February 2nd marks Groundhog Day, which brings the annual return of Punxsutawney Phil and other weather-forecasting rodents. According to tradition, if a groundhog comes out of its hole on February 2nd and sees its shadow, it will go back into its hole and there will be six more weeks of winter weather ahead. If he does not find his shadow, the animal will stay outside and look for it, thus translating into an early arrival of spring.

This peculiar holiday begat the 1993 comedy Groundhog Day in which the main character, played by Bill Murray, relives the day over and over again without change. The film provides a good lesson for small business owners: you never want to keep doing the same thing over and over if results do not change.

The early winter months are often slow ones for small business owners. Shoppers curtail their spending in order to pay off the holiday debts. As the year progresses, different industries will pick up: athletic apparel companies will begin selling more sporting goods in the spring, vacation spots start seeing more visitors, and seasonal businesses, such as landscapers, start gearing up for their peak periods.

So as the second full month of winter begins, my suggestion is to take this time as an opportunity to plan ahead for longer, brighter days.

No. 1: Run "Lean and Mean" During Down Periods

If business drops during the winter months, try to cut your staffing expenses, which are often the biggest line item on a company's balance sheet. An owner of an ice cream store that operates 7 days a week could consider closing on Mondays if revenues are slow. (Don't close on the weekend when children are home from school and could very well want to visit.) Figure out what you can scale back now; you can always ramp up during busier periods.

Many small business owners take cash advances when their cash flow is poor. Seasonal businesses that didn't manage their resources well enough during robust periods may be among them. Although they might be able to provide funds quickly, cash advances are a costly form of capital because the interest rates typically are high -- sometimes up to 30 or 40 percent. If you aren't desperate for money immediately, get a line of or a bank loan that comes with a much more attractive lending rate. I have too often seen a company get hooked on cash advances and wind up in a never-ending cycle of borrowing high interest money.

No. 2: Plan Your Warm Weather Marketing Now

If you own a restaurant that has a patio or al fresco seating on a sidewalk, start planning promotions for the return of outdoor dining. Attend food shows and keep abreast of trends in consumer tastes, such as high markup "signature" cocktails that are popular during warm weather months. Try new recipes for entrees and plan desserts that incorporate trendy fruits. Sports bars can follow the lead of places such as Foley's Pub, New York's top baseball bar, which hosts draft parties for fans that participate in Fantasy Baseball leagues that begin in April when MLB returns.

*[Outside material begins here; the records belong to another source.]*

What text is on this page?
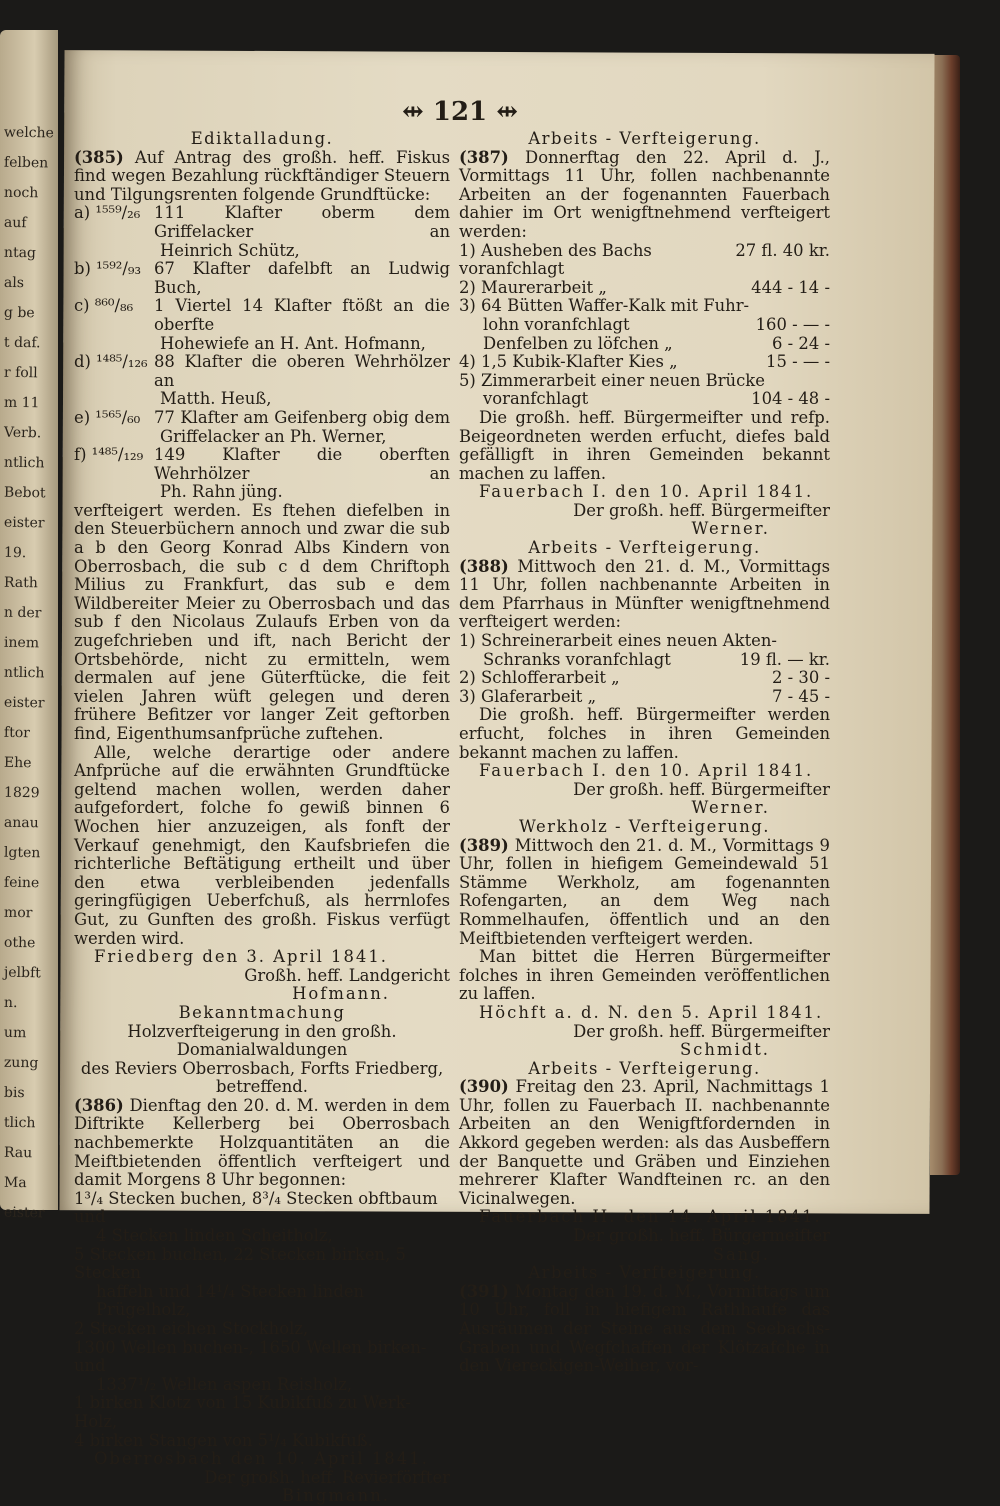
welche
felben
noch
auf
ntag
als
g be
t daf.
r foll
m 11
Verb.
ntlich
Bebot
eister
19.
Rath
n der
inem
ntlich
eister
ftor
Ehe
1829
anau
lgten
feine
mor
othe
jelbft
n.
um
zung
bis
tlich
Rau
Ma
eister
⇹ 121 ⇹

Ediktalladung.

(385) Auf Antrag des großh. heff. Fiskus find wegen Bezahlung rückftändiger Steuern und Tilgungsrenten folgende Grundftücke:

a) ¹⁵⁵⁹/₂₆ 111 Klafter oberm dem Griffelacker an

Heinrich Schütz,

b) ¹⁵⁹²/₉₃ 67 Klafter dafelbft an Ludwig Buch,
c) ⁸⁶⁰/₈₆	1 Viertel 14 Klafter ftößt an die oberfte

Hohewiefe an H. Ant. Hofmann,

d) ¹⁴⁸⁵/₁₂₆ 88 Klafter die oberen Wehrhölzer an

Matth. Heuß,

e) ¹⁵⁶⁵/₆₀ 77 Klafter am Geifenberg obig dem

Griffelacker an Ph. Werner,

f) ¹⁴⁸⁵/₁₂₉ 149 Klafter die oberften Wehrhölzer an

Ph. Rahn jüng.

verfteigert werden. Es ftehen diefelben in den Steuerbüchern annoch und zwar die sub a b den Georg Konrad Albs Kindern von Oberrosbach, die sub c d dem Chriftoph Milius zu Frankfurt, das sub e dem Wildbereiter Meier zu Oberrosbach und das sub f den Nicolaus Zulaufs Erben von da zugefchrieben und ift, nach Bericht der Ortsbehörde, nicht zu ermitteln, wem dermalen auf jene Güterftücke, die feit vielen Jahren wüft gelegen und deren frühere Befitzer vor langer Zeit geftorben find, Eigenthumsanfprüche zuftehen.

Alle, welche derartige oder andere Anfprüche auf die erwähnten Grundftücke geltend machen wollen, werden daher aufgefordert, folche fo gewiß binnen 6 Wochen hier anzuzeigen, als fonft der Verkauf genehmigt, den Kaufsbriefen die richterliche Beftätigung ertheilt und über den etwa verbleibenden jedenfalls geringfügigen Ueberfchuß, als herrnlofes Gut, zu Gunften des großh. Fiskus verfügt werden wird.

Friedberg den 3. April 1841.

Großh. heff. Landgericht

Hofmann.

Bekanntmachung

Holzverfteigerung in den großh. Domanialwaldungen

des Reviers Oberrosbach, Forfts Friedberg,

betreffend.

(386) Dienftag den 20. d. M. werden in dem Diftrikte Kellerberg bei Oberrosbach nachbemerkte Holzquantitäten an die Meiftbietenden öffentlich verfteigert und damit Morgens 8 Uhr begonnen:

1³/₄ Stecken buchen, 8³/₄ Stecken obftbaum und

4 Stecken linden Scheitholz,

5 Stecken buchen, 22 Stecken birken, 5 Stecken

haffeln und 14¹/₄ Stecken linden Prügelholz,

2 Stecken eichen Stockholz,

1300 Wellen buchen-, 1650 Wellen birken- und

1337¹/₂ Wellen aspen Reisholz,

1 birken Klotz von 15 Kubikfuß zu Werk-Holz,

4 birken Stangen von 5¹/₄ Kubikfuß.

Oberrosbach den 10. April 1841.

Der großh. heff. Revierförfter

Bingmann.

Arbeits - Verfteigerung.

(387) Donnerftag den 22. April d. J., Vormittags 11 Uhr, follen nachbenannte Arbeiten an der fogenannten Fauerbach dahier im Ort wenigftnehmend verfteigert werden:

1) Ausheben des Bachs voranfchlagt
27 fl. 40 kr.
2) Maurerarbeit „	444 - 14 -
3) 64 Bütten Waffer-Kalk mit Fuhr-
lohn voranfchlagt	160 - — -
Denfelben zu löfchen „	6 - 24 -
4) 1,5 Kubik-Klafter Kies „	15 - — -
5) Zimmerarbeit einer neuen Brücke
voranfchlagt	104 - 48 -

Die großh. heff. Bürgermeifter und refp. Beigeordneten werden erfucht, diefes bald gefälligft in ihren Gemeinden bekannt machen zu laffen.

Fauerbach I. den 10. April 1841.

Der großh. heff. Bürgermeifter

Werner.

Arbeits - Verfteigerung.

(388) Mittwoch den 21. d. M., Vormittags 11 Uhr, follen nachbenannte Arbeiten in dem Pfarrhaus in Münfter wenigftnehmend verfteigert werden:

1) Schreinerarbeit eines neuen Akten-
Schranks voranfchlagt	19 fl. — kr.
2) Schlofferarbeit „	2 - 30 -
3) Glaferarbeit „	7 - 45 -

Die großh. heff. Bürgermeifter werden erfucht, folches in ihren Gemeinden bekannt machen zu laffen.

Fauerbach I. den 10. April 1841.

Der großh. heff. Bürgermeifter

Werner.

Werkholz - Verfteigerung.

(389) Mittwoch den 21. d. M., Vormittags 9 Uhr, follen in hiefigem Gemeindewald 51 Stämme Werkholz, am fogenannten Rofengarten, an dem Weg nach Rommelhaufen, öffentlich und an den Meiftbietenden verfteigert werden.

Man bittet die Herren Bürgermeifter folches in ihren Gemeinden veröffentlichen zu laffen.

Höchft a. d. N. den 5. April 1841.

Der großh. heff. Bürgermeifter

Schmidt.

Arbeits - Verfteigerung.

(390) Freitag den 23. April, Nachmittags 1 Uhr, follen zu Fauerbach II. nachbenannte Arbeiten an den Wenigftfordernden in Akkord gegeben werden: als das Ausbeffern der Banquette und Gräben und Einziehen mehrerer Klafter Wandfteinen rc. an den Vicinalwegen.

Fauerbach II. den 14. April 1841.

Der großh. heff. Bürgermeifter

Sang.

Arbeits - Verfteigerung.

(391) Montag den 19. d. M., Vormittags um 10 Uhr, foll in hiefigem Rathhaufe das Ausräumen der Steine aus dem Seebachs-Graben und Wegfchaffen der Klötzafche in den Viereckigen-Weiher, vor-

The summer will bring the national political conventions for the Democratic and Republican nominees for U.S. President. Start thinking of ways to take advantage of the media's interest in things related to the election. Another big event that businesses can tie into will be the 2016 Olympics from Rio. Owners of Brazilian restaurants, for instance, may want to up their marketing budget around the games as NBC will broadcast two weeks' worth of programming highlighting the country's culture.

No. 3: File Your Taxes Early -- Especially If You Expect a Refund

If you have time available now because business is slower, use the opportunity to prepare your tax returns. Why wait until April 15 when the weather is warm and business picks up? Start organizing your documents and meet with your CPA, accountant or other tax preparer -- especially if you expect to receive a refund. Ask your accountant to eFile for you; it's quicker and easier, and you'll get your refund sooner.

Although there is still snow on the ground in many places, spring will be here soon enough -- and along with it, warmer and brighter days ahead.